In letzter Zeit ist es (mir) etwas sehr ruhig auf dem Blog. Zum Einen liegt es an meiner Tagesplanung, die kein Zeitfenster für Dinge wie „hinsetzen und schreiben“ oder „Gedanken sammeln und einen Beitrag konzeptionieren“ übrig hat. Geschweige denn könnte ich mir Sachen merken, über die ich schreiben würde, aber das ist ein anderes Thema. Zum Anderen finde ich mein Leben gerade ziemlich gut. Das konnte ich ehrlichen Herzens einer Freundin erzählen, mit der ich vergangenen Freitag bei IKEA stöbern und schlemmen war. Die Tage sind voll gepackt, ich komme gut damit klar, nachts komme ich zum Schlafen, da das Kind mittlerweile öfters mal durchschläft oder maximal einmal nachts wach wird und dann gut wieder einschläft. Wenn ich da an das erste Lebensjahr denke, wird mir übel. Ein riesen Fortschritt, für den ich sehr dankbar bin. Desweiteren haben wir einen Meilenstein hinter uns, den 2. Geburtstag des Kindes! Für mich immer eine Herausforderung, denn eine Feier zu organisieren, an alles denken, die Wohnung herrichten, Leute einladen, für Verköstigung und Unterhaltung sorgen – all das schaffe ich, möchte mich aber viel lieber hinter dem Sofa verkriechen und allein sein. Klassisch introvertiert halt. Das ist nun geschafft und damit auch eine Last von mir abgefallen. Der Tag an sich war wunderbar. Das Kind hatte zwar etwas Schnupfen, was sehr selten der Fall ist, aber es hat sich sehr gefreut über all die Gäste und die Geschenke und den Trubel.

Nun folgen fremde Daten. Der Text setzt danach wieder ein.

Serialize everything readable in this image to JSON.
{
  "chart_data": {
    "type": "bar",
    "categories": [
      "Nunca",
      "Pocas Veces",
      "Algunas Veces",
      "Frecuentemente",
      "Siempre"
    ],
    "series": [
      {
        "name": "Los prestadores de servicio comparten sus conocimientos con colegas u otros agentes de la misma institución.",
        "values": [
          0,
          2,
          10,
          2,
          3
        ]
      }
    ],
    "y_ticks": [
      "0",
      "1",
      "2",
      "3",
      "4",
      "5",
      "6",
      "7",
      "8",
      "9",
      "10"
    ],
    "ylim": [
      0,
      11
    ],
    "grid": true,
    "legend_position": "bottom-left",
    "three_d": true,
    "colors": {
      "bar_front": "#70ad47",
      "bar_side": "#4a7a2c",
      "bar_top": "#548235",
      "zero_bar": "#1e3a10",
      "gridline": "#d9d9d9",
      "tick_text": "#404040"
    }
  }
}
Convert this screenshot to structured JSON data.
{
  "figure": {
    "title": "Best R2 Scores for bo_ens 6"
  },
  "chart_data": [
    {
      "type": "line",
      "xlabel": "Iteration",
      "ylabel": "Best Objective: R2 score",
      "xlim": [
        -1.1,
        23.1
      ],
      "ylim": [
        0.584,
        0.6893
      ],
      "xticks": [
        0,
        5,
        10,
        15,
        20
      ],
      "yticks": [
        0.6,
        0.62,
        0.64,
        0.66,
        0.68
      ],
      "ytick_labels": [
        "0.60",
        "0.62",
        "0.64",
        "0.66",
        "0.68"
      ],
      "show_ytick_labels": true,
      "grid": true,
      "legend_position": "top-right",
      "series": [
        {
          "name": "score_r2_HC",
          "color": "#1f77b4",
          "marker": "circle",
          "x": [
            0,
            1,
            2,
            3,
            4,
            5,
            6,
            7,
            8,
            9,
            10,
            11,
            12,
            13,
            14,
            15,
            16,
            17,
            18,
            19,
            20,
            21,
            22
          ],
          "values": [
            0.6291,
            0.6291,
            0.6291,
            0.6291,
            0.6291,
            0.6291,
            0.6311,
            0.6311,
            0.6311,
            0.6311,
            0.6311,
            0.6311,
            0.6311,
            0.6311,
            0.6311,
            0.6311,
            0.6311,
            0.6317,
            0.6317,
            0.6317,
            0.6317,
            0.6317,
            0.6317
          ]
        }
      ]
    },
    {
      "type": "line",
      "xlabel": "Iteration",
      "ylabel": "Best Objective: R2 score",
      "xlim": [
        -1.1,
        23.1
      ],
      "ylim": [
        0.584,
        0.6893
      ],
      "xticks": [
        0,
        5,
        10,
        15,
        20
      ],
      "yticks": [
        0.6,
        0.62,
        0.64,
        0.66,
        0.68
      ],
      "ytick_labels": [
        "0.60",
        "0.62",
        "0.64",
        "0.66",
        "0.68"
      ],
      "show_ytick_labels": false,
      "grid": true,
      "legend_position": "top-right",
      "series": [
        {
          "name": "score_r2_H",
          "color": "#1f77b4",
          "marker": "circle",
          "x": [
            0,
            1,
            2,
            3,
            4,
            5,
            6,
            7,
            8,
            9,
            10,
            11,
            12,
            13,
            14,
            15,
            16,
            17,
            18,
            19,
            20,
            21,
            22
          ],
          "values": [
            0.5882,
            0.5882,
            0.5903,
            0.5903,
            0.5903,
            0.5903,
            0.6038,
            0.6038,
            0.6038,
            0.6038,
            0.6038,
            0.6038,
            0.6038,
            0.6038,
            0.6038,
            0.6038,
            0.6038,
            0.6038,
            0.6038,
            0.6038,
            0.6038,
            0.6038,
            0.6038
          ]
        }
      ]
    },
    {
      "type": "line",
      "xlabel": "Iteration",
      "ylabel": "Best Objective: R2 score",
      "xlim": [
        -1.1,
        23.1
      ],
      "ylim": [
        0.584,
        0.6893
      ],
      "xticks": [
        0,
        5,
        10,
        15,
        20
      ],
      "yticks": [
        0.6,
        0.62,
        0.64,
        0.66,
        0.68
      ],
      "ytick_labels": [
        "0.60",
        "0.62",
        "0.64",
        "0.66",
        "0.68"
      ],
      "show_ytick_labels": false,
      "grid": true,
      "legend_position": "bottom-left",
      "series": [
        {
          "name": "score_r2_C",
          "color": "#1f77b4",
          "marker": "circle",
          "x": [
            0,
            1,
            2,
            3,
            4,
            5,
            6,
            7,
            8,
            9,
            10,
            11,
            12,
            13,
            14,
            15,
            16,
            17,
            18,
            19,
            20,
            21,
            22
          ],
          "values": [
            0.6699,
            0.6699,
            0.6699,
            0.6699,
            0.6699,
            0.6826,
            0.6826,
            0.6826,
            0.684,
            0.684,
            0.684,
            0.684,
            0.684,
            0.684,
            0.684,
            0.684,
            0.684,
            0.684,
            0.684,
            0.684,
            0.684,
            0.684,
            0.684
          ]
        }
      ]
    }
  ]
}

Nun beginnt der September, es geht auf das Jahresende zu (ja, ja, klingt so pathetisch), aber ein bisschen fühle ich mich wie Neuanfang. Und ganz dazu passend der zweite Meilenstein. Schon länger ist von meinem Arbeitgeber der Wunsch zu hören, ich könnte doch etwas länger arbeiten, als die bisher ca. 15-18 Stunden in der Woche. Das wurde auch konkret durch die Umstellung auf meinen alten Vertrag und den Wegfall der geringfügigen Beschäftigung (dafür hatte ich eh schon zuviel Stunden). Noch länger zu arbeiten wäre nur möglich, wenn das Kind bei der Tagesmutti schlafen würde, bisher holte ich es nach dem Mittagessen ab. Ich hätte auch ehrlich nicht erwartet, dass es so problemlos klappen würde. Denn das Zubettgehen allgemein ist schon eher kompliziert, wie ich letztens schrieb. Gestern haben wir es nun probiert, ich habe das Kind verbal vorbereitet, wir haben das Kopfkissen, den Bär und den gewohnten Schlafsack eingepackt und mitgenommen. Mittags bin ich dann von Arbeit nicht wie gewohnt abholen gefahren, sondern gleich nach Hause und saß wie auf brennenden Kohlen, es war furchtbar, ich erwartete jeden Moment den Anruf, ich möge schnell kommen, das Kind ist in Panik. Der Anruf kam auch, allerdings anders als gedacht. Denn – oh Wunder – es ist freudestrahlend mit den anderen beiden ins Bettchen, hat sich eingekuschelt und 15 min später haben alle geschlafen ohne einen Mucks von meinem Kind. Wie toll ist das denn! Ich bin super stolz! Geholfen hat sicher, dass die allerliebste Freundin nach ein paar Wochen Krankheit den ersten Tagen wieder da ist. Oder dass wir so eine super Tagesmutti haben. Oder ich hatte mal wieder zu viel unbegründete Furcht. Fragen sie mal eine Mehrfach-Mutti.

Wie auch immer, das kann gerne so weiter gehen!